RS: Quais são suas esperanças e medos para a Síria? Qual é o cenário de pesadelo e qual é o melhor possível?

Peter Ford: Estou muito pessimista. É muito difícil ver um lado positivo no que aconteceu. A Síria foi retirada da mesa como um jogador do Oriente Médio. A velha Síria morreu efetivamente. A Síria era o último homem de pé entre os países árabes que apoiavam os palestinos. Não havia outro. Havia milícias como o Hezbollah mais o Iêmen, mas não havia outros estados além da Síria. A Síria agora se foi, e os jihadistas estão dizendo, dizendo ao mundo que eles não se importam. A propósito, este é um exemplo de como os israelenses não aceitam sim como resposta. Os jihadistas continuam dizendo ao mundo: “Nós amamos Israel. Não nos importamos com os palestinos. Por favor, nos aceitem. Nós amamos vocês.” E os israelenses não aceitam sim como resposta.

A melhor esperança para o povo sírio é que eles possam ter algum alívio. É possível imaginar um cenário em que o povo sírio seja capaz de se recuperar, pelo menos economicamente, um cenário em que as sanções sejam suspensas, em que a Síria, o governo central recupere o controle de seu petróleo e grãos, onde a luta tenha parado, onde não tenha que pagar nada para manter um exército porque não está tentando. Eles podem ser capazes de colocar tudo na reconstrução.
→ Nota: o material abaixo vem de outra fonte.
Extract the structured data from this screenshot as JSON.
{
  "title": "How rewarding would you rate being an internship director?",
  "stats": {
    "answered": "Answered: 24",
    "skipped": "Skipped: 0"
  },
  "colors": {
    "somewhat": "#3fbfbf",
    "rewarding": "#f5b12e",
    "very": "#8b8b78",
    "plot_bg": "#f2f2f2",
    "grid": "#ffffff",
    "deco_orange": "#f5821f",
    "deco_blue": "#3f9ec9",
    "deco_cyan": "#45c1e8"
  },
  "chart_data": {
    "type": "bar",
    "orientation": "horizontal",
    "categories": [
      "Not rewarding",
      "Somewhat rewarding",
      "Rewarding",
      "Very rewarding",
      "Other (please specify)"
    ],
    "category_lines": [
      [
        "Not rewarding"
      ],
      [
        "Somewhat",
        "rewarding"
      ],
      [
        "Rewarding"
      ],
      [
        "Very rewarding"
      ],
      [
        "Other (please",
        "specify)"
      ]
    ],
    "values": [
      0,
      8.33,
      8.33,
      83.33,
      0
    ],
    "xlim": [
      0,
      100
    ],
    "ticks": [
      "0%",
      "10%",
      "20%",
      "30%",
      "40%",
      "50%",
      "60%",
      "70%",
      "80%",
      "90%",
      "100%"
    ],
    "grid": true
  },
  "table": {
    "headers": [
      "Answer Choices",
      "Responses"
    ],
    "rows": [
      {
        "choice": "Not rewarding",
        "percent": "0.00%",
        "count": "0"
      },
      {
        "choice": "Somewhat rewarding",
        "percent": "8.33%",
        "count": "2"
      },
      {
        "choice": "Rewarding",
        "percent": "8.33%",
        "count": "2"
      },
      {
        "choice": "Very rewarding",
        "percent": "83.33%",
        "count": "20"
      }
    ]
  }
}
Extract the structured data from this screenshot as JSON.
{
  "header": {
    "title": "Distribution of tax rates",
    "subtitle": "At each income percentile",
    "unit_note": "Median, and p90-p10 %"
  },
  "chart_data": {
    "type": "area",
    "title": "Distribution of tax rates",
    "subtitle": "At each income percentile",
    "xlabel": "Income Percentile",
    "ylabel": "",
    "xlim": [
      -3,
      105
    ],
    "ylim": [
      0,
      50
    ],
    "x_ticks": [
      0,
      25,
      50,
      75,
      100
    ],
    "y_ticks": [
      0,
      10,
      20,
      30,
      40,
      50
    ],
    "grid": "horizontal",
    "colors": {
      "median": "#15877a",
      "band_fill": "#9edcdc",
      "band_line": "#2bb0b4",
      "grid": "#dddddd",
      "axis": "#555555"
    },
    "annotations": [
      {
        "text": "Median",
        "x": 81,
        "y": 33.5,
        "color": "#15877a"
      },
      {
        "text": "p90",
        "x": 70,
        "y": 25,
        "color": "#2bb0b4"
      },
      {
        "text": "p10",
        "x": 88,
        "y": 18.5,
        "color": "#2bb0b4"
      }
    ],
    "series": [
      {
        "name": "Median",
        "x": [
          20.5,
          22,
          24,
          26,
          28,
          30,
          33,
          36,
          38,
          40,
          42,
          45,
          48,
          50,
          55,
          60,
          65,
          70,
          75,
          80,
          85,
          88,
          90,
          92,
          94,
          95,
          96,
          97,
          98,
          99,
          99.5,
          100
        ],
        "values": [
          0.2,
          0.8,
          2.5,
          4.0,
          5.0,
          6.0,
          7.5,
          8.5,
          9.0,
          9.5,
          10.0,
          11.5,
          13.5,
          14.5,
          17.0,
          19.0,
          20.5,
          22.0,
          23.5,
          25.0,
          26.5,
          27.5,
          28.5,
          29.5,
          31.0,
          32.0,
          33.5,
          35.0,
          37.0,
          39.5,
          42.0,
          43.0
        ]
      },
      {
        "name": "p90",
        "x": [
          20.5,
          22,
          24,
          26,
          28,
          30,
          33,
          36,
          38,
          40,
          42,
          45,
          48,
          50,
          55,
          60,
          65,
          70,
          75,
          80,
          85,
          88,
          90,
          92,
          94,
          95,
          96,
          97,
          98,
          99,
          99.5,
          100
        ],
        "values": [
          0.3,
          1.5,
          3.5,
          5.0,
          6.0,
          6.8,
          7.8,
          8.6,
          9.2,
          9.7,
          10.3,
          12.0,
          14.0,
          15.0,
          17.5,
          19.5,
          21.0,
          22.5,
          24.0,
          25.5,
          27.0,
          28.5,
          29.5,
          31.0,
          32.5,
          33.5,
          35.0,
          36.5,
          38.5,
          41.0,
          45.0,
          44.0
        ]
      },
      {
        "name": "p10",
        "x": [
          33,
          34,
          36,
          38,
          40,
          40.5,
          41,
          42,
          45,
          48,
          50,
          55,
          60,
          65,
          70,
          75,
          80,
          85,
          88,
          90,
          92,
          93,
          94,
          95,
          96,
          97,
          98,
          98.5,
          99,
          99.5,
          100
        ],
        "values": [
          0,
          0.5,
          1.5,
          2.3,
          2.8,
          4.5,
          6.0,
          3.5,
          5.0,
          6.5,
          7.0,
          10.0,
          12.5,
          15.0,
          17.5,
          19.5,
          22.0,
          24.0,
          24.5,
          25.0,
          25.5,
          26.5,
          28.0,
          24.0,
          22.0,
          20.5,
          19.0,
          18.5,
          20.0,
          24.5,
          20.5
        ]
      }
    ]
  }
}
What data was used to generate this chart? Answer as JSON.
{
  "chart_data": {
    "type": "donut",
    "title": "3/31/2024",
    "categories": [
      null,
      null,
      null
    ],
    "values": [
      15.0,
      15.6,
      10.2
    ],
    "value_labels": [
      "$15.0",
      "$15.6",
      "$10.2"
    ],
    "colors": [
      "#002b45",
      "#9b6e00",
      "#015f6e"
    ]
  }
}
Então é possível imaginar um cenário onde a Síria perde sua alma, mas ganha mais horas de eletricidade. Esse é possivelmente o cenário mais provável. Mas há grandes obstáculos como discutimos, Israel se colocando no caminho das sanções, levantando bolsões de resistência na disciplina entre as fileiras jihadistas, a Turquia atacando os curdos e o ISIS que ainda não é uma força completamente esgotada. Então a perspectiva é obviamente nublada. Devemos fazer um balanço em um mês quando virmos os primeiros dias do novo regime em Washington do qual tanto dependerá.

RS: No primeiro mandato de Trump, ele tentou remover todas as tropas dos EUA do leste da Síria, mas seus esforços foram ignorados. Talvez isso pudesse ter feito uma grande diferença?

Peter Ford: Sim, poderia ter sido uma mudança total no jogo. Se a Síria tivesse acesso ao seu petróleo, não teria tido o problema do combustível, o problema da eletricidade. Poderia ter mudado a história da região.

Agora, os EUA estão aumentando o número de soldados e bases na Síria. E eles recentemente assassinaram um líder do ISIS, o que pode ter desempenhado um papel em desencadear o recente ataque terrorista nos EUA. Tudo isso torna muito mais difícil agora para Trump retirar as forças dos EUA porque isso será visto como uma retirada, uma recompensa para o ISIS.

Eu argumentei por anos que as sanções manifestamente não estavam funcionando. Mas no final funcionaram. É como uma ponte. Ela é minada e então, de repente, quebra. Não houve uma causa única. Foi apenas o ápice e as coisas chegaram a um ponto crítico.